Cooper appearing on the Late Show with Stephen Colbert after the CNN New Years Even broadcast.As the clock struck midnight on the West Coast many interested in marijuana turned their eyes towards California. The Golden State was the political trailblazer regarding medical marijuana. Now it brings economic, political, and civil heft to the ‘legalize and regulate’ cause. The US State that can be measured against nation-states, let alone it’s confederated siblings, is no longer merely a ‘fellow traveler’. Although the push towards marijuana legalization has made considerable headway since Colorado and Washington voted to legalize in 2012 the importance of California’s change in law cannot be understated. Neither should Kaye’s broadcast. Looking back, her segments on CNN’s New Year’s Eve Live may be a watershed moment crystallizing the normalization of marijuana in American political and popular culture.

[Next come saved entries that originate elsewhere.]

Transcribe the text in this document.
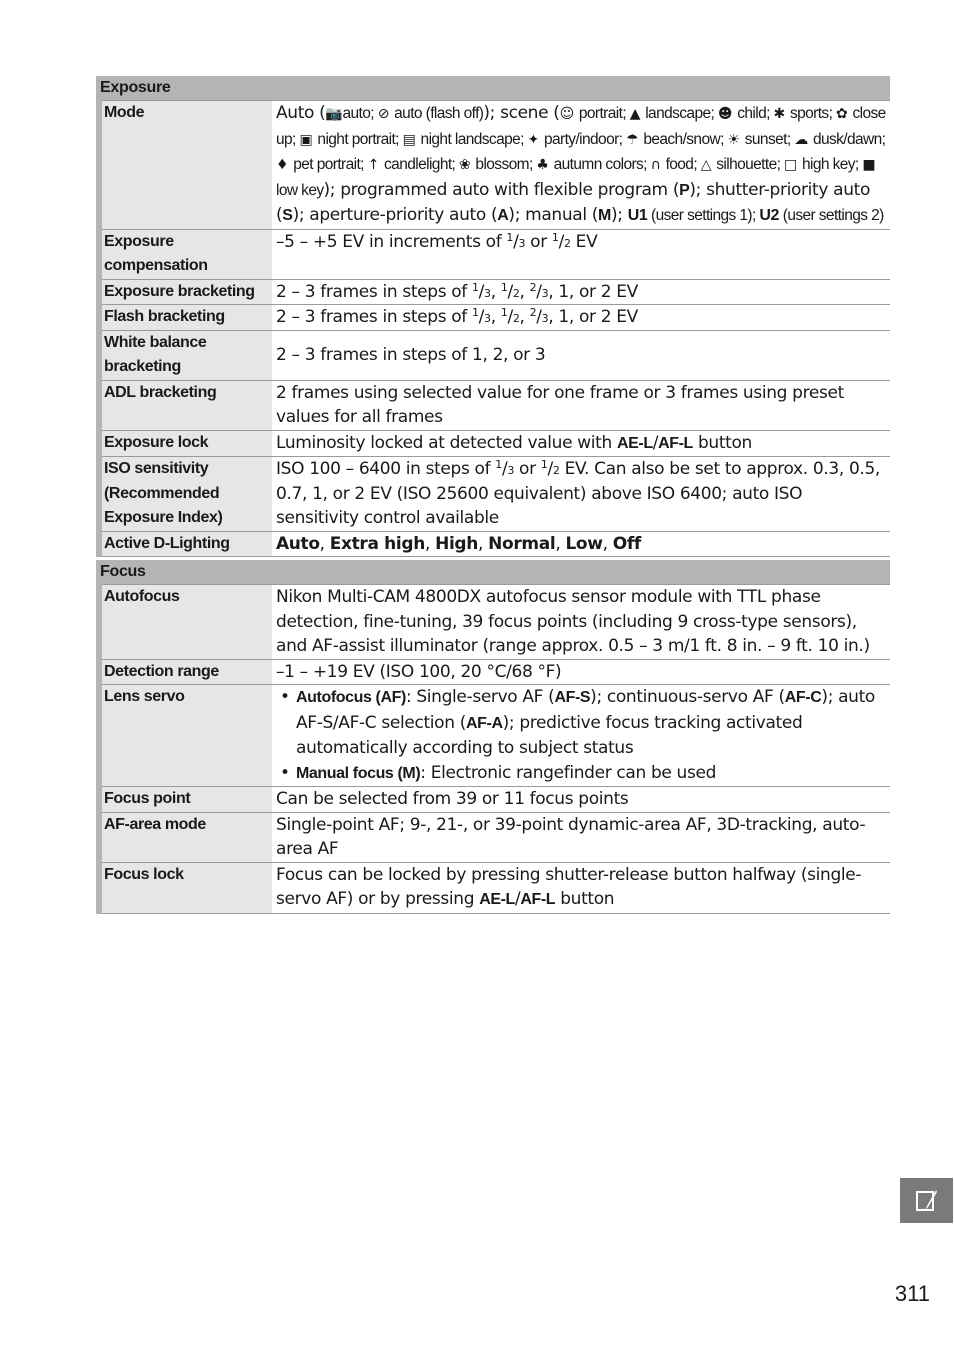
Exposure
Mode	Auto (📷auto; ⊘ auto (flash off)); scene (☺ portrait; ▲ landscape; ☻ child; ✱ sports; ✿ close up; ▣ night portrait; ▤ night landscape; ✦ party/indoor; ☂ beach/snow; ☀ sunset; ☁ dusk/dawn; ♦ pet portrait; ↑ candlelight; ❀ blossom; ♣ autumn colors; ∩ food; △ silhouette; □ high key; ■ low key); programmed auto with flexible program (P); shutter-priority auto (S); aperture-priority auto (A); manual (M); U1 (user settings 1); U2 (user settings 2)
Exposure compensation
–5 – +5 EV in increments of $^1$/3 or $^1$/2 EV
Exposure bracketing	2 – 3 frames in steps of $^1$/3, $^1$/2, $^2$/3, 1, or 2 EV
Flash bracketing	2 – 3 frames in steps of $^1$/3, $^1$/2, $^2$/3, 1, or 2 EV
White balance
bracketing
2 – 3 frames in steps of 1, 2, or 3
ADL bracketing	2 frames using selected value for one frame or 3 frames using preset values for all frames
Exposure lock	Luminosity locked at detected value with AE-L/AF-L button
ISO sensitivity
(Recommended
Exposure Index)
ISO 100 – 6400 in steps of $^1$/3 or $^1$/2 EV. Can also be set to approx. 0.3, 0.5, 0.7, 1, or 2 EV (ISO 25600 equivalent) above ISO 6400; auto ISO sensitivity control available
Active D-Lighting	Auto, Extra high, High, Normal, Low, Off
Focus
Autofocus	Nikon Multi-CAM 4800DX autofocus sensor module with TTL phase detection, fine-tuning, 39 focus points (including 9 cross-type sensors), and AF-assist illuminator (range approx. 0.5 – 3 m/1 ft. 8 in. – 9 ft. 10 in.)
Detection range	–1 – +19 EV (ISO 100, 20 °C/68 °F)
Lens servo
•	Autofocus (AF): Single-servo AF (AF-S); continuous-servo AF (AF-C); auto AF-S/AF-C selection (AF-A); predictive focus tracking activated automatically according to subject status
• Manual focus (M): Electronic rangefinder can be used
Focus point	Can be selected from 39 or 11 focus points
AF-area mode	Single-point AF; 9-, 21-, or 39-point dynamic-area AF, 3D-tracking, auto-area AF
Focus lock	Focus can be locked by pressing shutter-release button halfway (single-servo AF) or by pressing AE-L/AF-L button
311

We must keep some other things in mind while we note this milestone. What we saw on CNN’s New Year’s Eve broadcast was a significant moment in the normalization of marijuana in the United States. What these people were doing, rightfully I might add, would’ve been grounds for arrest in many other jurisdictions. It is the unfortunate fact that for far less than what was going on before America’s eyes, (openly, safety, and in celebratory exuberance) people have had their lives ruined by racist, classist, reactionary, and draconian drug laws. For all those claiming common cause with the side of justice, not just marijuana reformers, that fact must be recognized and rectified. Likewise, we must also understand, that like any substance we may imbibe (like alcohol, tobacco, opiates, or fast food), there are consequences as to how much we use, where we use, and where the we obtain. These must be considered when thinking about regulatory reform. The work of Dr. Mitch Earleywine is an excellent place to start this process.